Her father gave her some sound advice before she sailed for war, telling Clarke that if she wanted to be respected as a young lady she should never smoke or drink alcohol.
Despite that, she says she’s partial to a Baileys now, and admits that she did try a cigarette once during the war.
She took a couple of puffs, only for the smoke to make her cough and splutter and her head to spin as though a bomb had gone off inside it. But at least, for a short while, it made Clarke forget the smell of rotting flesh.
Jeff Hughes, a filmmaker from Albany Creek,
north of Brisbane, is recording Clarke’s recollections. The Canadian-born documentarian is patiently filming Clarke as she organises her thoughts, but Hughes is also in a desperate race against time.
Almost all of Clarke’s generation of wartime nurses is gone.
One woman with whom she travelled to Gaza Ridge died of an infectious disease soon after arriving.

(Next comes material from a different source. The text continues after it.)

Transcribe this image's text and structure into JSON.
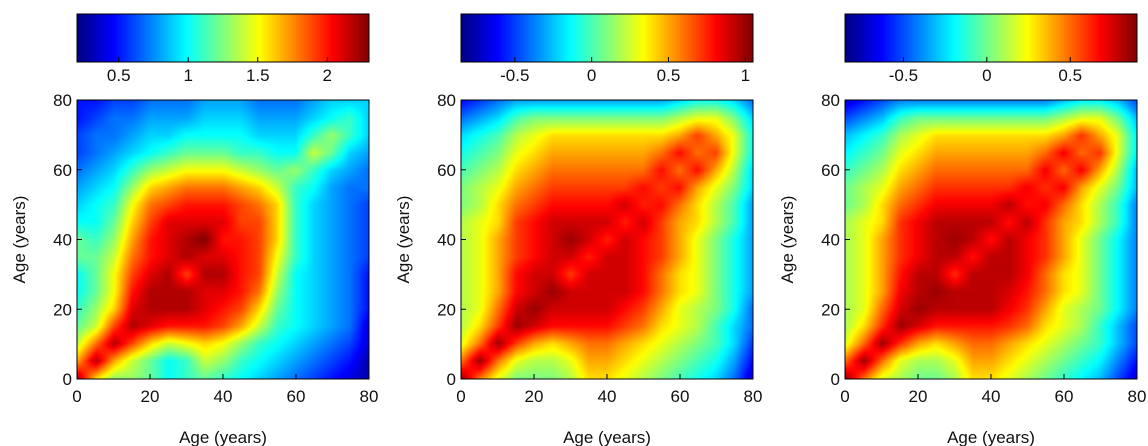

Some she trained with died on the ill-fated Centaur not far off the Caloundra coast, some were massacred by the Japanese on Indonesia’s Bangka Island. Most succumbed to the inevitable ravages of time and age.

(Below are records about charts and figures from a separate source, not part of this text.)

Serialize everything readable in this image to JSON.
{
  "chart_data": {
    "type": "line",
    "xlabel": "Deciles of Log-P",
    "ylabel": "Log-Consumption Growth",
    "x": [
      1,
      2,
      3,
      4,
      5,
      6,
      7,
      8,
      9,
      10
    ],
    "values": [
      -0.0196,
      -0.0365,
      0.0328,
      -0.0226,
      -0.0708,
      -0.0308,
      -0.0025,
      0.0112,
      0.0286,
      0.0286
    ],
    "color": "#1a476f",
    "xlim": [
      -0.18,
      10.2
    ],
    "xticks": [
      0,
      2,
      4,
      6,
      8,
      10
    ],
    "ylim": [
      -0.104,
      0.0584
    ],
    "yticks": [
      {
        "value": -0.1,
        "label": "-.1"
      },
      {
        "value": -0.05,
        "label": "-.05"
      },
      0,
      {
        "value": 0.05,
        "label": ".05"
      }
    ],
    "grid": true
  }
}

Hughes is busy interviewing as many veterans from World War II as he can, while he can, given that the youngest are now well into their 90s and that some, like Clarke, have already reached their century.
Last year Hughes and a long-time friend, Rachel Dutton, started a not-for-profit movement called This Story to preserve the memories of Queensland men and women who served in World War II. The project is now a registered charity and a copy of each short documentary on the veterans’ lives is being kept by Queensland’s State Library.
Vicki McDonald, the library’s CEO, told Qweekend that “these digital stories help honour the sacrifice of our Second World War veterans”.
“They will be preserved and made available to anyone who wants to learn about their important wartime contribution, through the State Library’s website.”
The idea for This Story was born from a short tribute film Hughes made documenting the memories of a friend’s father, David White, a World War II veteran from the Gold Coast.
“His family wanted to preserve David’s story for his grandkids,” Hughes says.
“I sat with David all day, getting his recollections down on tape. Unfortunately he passed away soon after, in April 2016, but I finished the video in time for his memorial, and his story was preserved for future generations.”
Clarke is the 17th veteran Hughes has interviewed in a series which has been the most rewarding project of a career that began with a double degree in history and film from McMaster University in Canada.